Identifying Herbies—or things that slow down business processes—is important.
A bottleneck is an impediment or a barrier to productivity, efficiency or speed. In both our personal and professional lives, if we are able to identify the bottleneck, and treat it, life becomes trouble-free. The term “bottleneck” is an analogy to the shape of a bottle that narrows at the neck. A bottleneck slows down the process of a business operation. Eliyahu M Goldratt’s novel “The Goal” is about systems management processes. This book can be used as a case study in operations management, with a focus on the theory of constraints, and how to ease them, and applications of these concepts in real life. The book was released about 35 years ago.
The fundamental premise of the theory of constraints is that organisations can be measured and controlled on three key areas—throughput (the amount of material or items passing through a system or process), operational expense, and inventory. Inventory is all the money that the system has invested in the raw materials used to produce the finished goods, material in the production process (referred to as work-in-progress), or goods that are in transit. As a result, throughput is the rate at which the system generates money through sales.
For reaching a goal, necessary conditions must first be met. These typically include safety, quality, legal obligations, etc. For most businesses including non-profit organisations, making money is an essential goal, therefore understanding how to make sound financial decisions based on throughput, inventory and operating expense is a critical requirement.
The term “Herbie” comes from this record-breaking novel. To understand the process of production, we are told the story of Herbie by the protagonist of the novel—Alex Rogo. Herbie is the slowest kid on a hike in his boy scout troop. The troop must stay close enough, so that they can be supervised easily by an adult. They need to get to the camp ground before it gets dark. The speed of the hike is wholly dependent on how fast Herbie moves. The proverb “A chain is only as strong as its weakest link” describes that if one member of a team doesn’t perform well, the whole team fails. The author compares business production to the hiking troop; how to get Herbie to move as fast as he can so that the troop reaches the camp ground faster. If Herbie’s backpack and other load is distributed among other troopers, they can reach their destination faster.
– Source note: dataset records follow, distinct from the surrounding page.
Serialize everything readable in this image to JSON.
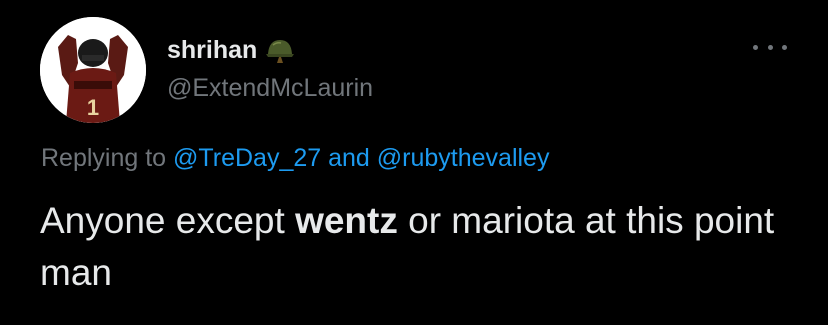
{
  "user": {
    "display_name": "shrihan",
    "handle": "@ExtendMcLaurin",
    "name_emoji": "military-helmet-icon"
  },
  "reply": {
    "prefix": "Replying to",
    "mention_1": "@TreDay_27",
    "joiner": "and",
    "mention_2": "@rubythevalley"
  },
  "tweet": {
    "part_1": "Anyone except ",
    "bold": "wentz",
    "part_2": " or mariota at this point man"
  },
  "menu": {
    "icon": "more-horizontal-icon"
  },
  "colors": {
    "background": "#000000",
    "primary_text": "#e7e9ea",
    "secondary_text": "#71767b",
    "link": "#1d9bf0"
  }
}
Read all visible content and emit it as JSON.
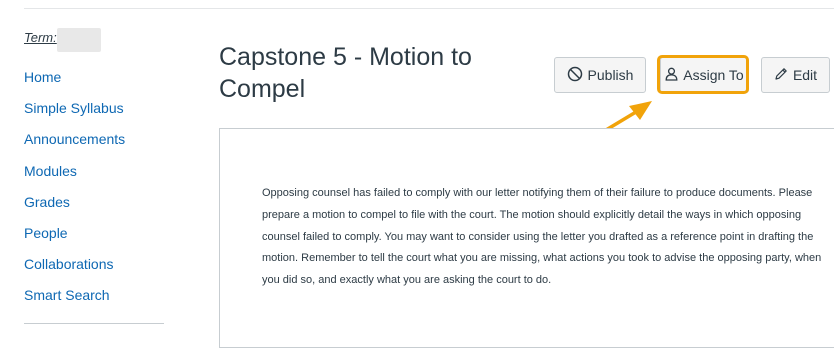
{
  "sidebar": {
    "term_label": "Term:",
    "items": [
      {
        "label": "Home"
      },
      {
        "label": "Simple Syllabus"
      },
      {
        "label": "Announcements"
      },
      {
        "label": "Modules"
      },
      {
        "label": "Grades"
      },
      {
        "label": "People"
      },
      {
        "label": "Collaborations"
      },
      {
        "label": "Smart Search"
      }
    ]
  },
  "page": {
    "title": "Capstone 5 - Motion to Compel"
  },
  "toolbar": {
    "publish_label": "Publish",
    "assign_label": "Assign To",
    "edit_label": "Edit"
  },
  "content": {
    "body": "Opposing counsel has failed to comply with our letter notifying them of their failure to produce documents. Please prepare a motion to compel to file with the court. The motion should explicitly detail the ways in which opposing counsel failed to comply. You may want to consider using the letter you drafted as a reference point in drafting the motion.  Remember to tell the court what you are missing, what actions you took to advise the opposing party, when you did so, and exactly what you are asking the court to do."
  },
  "icons": {
    "publish": "unpublished-circle-icon",
    "assign": "user-icon",
    "edit": "pencil-icon"
  },
  "colors": {
    "link": "#0e68b3",
    "highlight": "#f1a30a",
    "text": "#2d3b45"
  }
}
Rogo manages a production plant owned by UniCo Manufacturing, where everything is always behind schedule and things are looking dire. The book goes on to point how identifying Herbies makes it possible to reduce their impact and how it also helps in yielding a useful tool for measuring and controlling the flow of materials. Rogo and his team identify the bottlenecks in their process and immediately begin to implement changes to help increase capacity and speed up production. In response to questions about the logic of using obsolete technology in modern manufacturing, Rogo’s team procures an old machine which they receive for free (which had previously been used at their plant in conjunction with two other machines) in order to increase the capacity of the NCX-10 machine, which had been identified as one of the two bottlenecks. In addition, they identify processes at the heat-treat, identified as their second bottleneck, that caused massive delays in their getting product through heat-treat and which had also caused some products to be heat-treated multiple times (to make softer and then harder again), instead of just once or not at all.
The novel goes on to point out that a “Herbie” can be solved effectively, when each person in an organisation plays his role effectively. For example, a researcher is supposed to do his research and create an intellectual property. Instead, if he starts doing bookkeeping, he will only create another Herbie. Effective role playing solves many technical and emotional problems in business firms.
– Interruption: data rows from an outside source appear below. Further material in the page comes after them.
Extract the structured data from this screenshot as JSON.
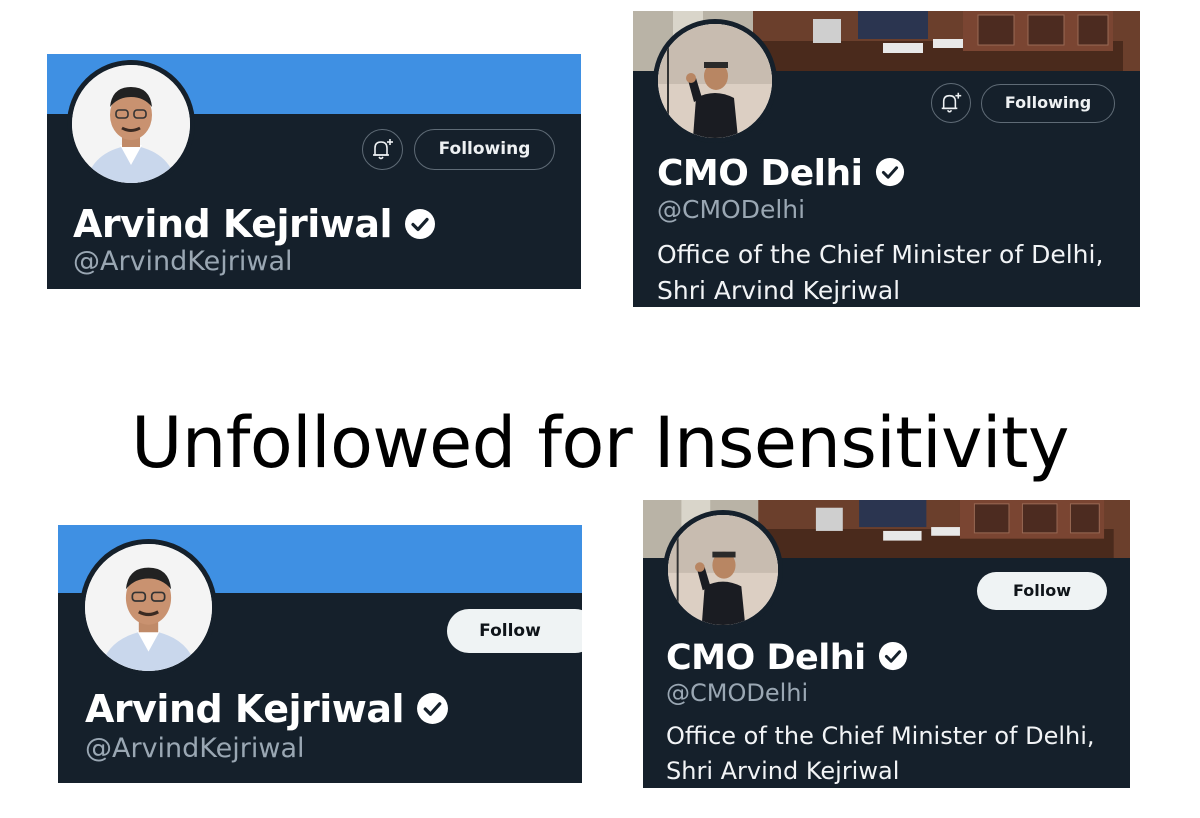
{
  "caption": "Unfollowed for Insensitivity",
  "colors": {
    "card_background": "#15202b",
    "banner_blue": "#3f90e3",
    "handle_gray": "#9aa7b3",
    "follow_button_bg": "#eff3f4"
  },
  "before": {
    "arvind": {
      "name": "Arvind Kejriwal",
      "handle": "@ArvindKejriwal",
      "button_label": "Following",
      "verified": true,
      "icons": [
        "notification-bell-icon",
        "verified-badge-icon"
      ]
    },
    "cmo": {
      "name": "CMO Delhi",
      "handle": "@CMODelhi",
      "bio_line1": "Office of the Chief Minister of Delhi,",
      "bio_line2": "Shri Arvind Kejriwal",
      "button_label": "Following",
      "verified": true,
      "icons": [
        "notification-bell-icon",
        "verified-badge-icon"
      ]
    }
  },
  "after": {
    "arvind": {
      "name": "Arvind Kejriwal",
      "handle": "@ArvindKejriwal",
      "button_label": "Follow",
      "verified": true
    },
    "cmo": {
      "name": "CMO Delhi",
      "handle": "@CMODelhi",
      "bio_line1": "Office of the Chief Minister of Delhi,",
      "bio_line2": "Shri Arvind Kejriwal",
      "button_label": "Follow",
      "verified": true
    }
  }
}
For smoothening the process, people need to identify the system’s constraints, make strategies to exploit the system’s constraints, unanimously solve the problem to elevate these constraints; the team needs to go exactly to the point where the system has been broken. The constraints occur in equipment, people and policy. In the book, they discover they are running their manufacturing plant at 80% capacity. That means 20% of the time they have machines and people just sitting there, doing nothing. So, they tell their sales manager to get them 20% more work. An idle mind is the devil’s workshop. Once people get used to being idle, changing their mindset becomes very difficult.
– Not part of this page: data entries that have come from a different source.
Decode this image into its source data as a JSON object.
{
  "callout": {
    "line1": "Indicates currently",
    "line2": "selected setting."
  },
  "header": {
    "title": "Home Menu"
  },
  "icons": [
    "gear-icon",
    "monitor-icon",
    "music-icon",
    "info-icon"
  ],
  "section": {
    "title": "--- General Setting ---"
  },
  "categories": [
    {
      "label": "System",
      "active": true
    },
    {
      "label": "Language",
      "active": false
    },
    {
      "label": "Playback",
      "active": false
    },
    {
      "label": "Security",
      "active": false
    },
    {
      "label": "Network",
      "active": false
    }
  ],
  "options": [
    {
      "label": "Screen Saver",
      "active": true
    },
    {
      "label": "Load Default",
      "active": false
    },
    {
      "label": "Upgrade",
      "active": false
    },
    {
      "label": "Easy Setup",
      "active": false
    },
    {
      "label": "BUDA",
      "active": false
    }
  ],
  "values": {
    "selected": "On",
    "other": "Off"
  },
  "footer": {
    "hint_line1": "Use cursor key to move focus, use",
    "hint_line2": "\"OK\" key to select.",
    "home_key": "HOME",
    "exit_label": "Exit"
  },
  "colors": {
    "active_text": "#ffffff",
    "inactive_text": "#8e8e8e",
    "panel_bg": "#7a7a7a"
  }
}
The most important message is that when there is no Herbie in the business, when things are going smooth, finding one will only create many others. The point is not to find the Herbie in crisis, but always to keep a watch and look out for him. Changes never take place in the moments of crisis. Crisis is an indication of unidentified flaws in the system. As with treating the symptoms without the underlying bug can never bring effective change.
The central theme of this novel is that you shouldn’t let your business and processes control you and lead you. Instead, you should constantly disparage and review your processes, and not settle for any bottlenecks or sticking points. One more major theme is that businesses want to earn profit. The way to do this is not to create as much as possible, but instead to run as efficiently as possible.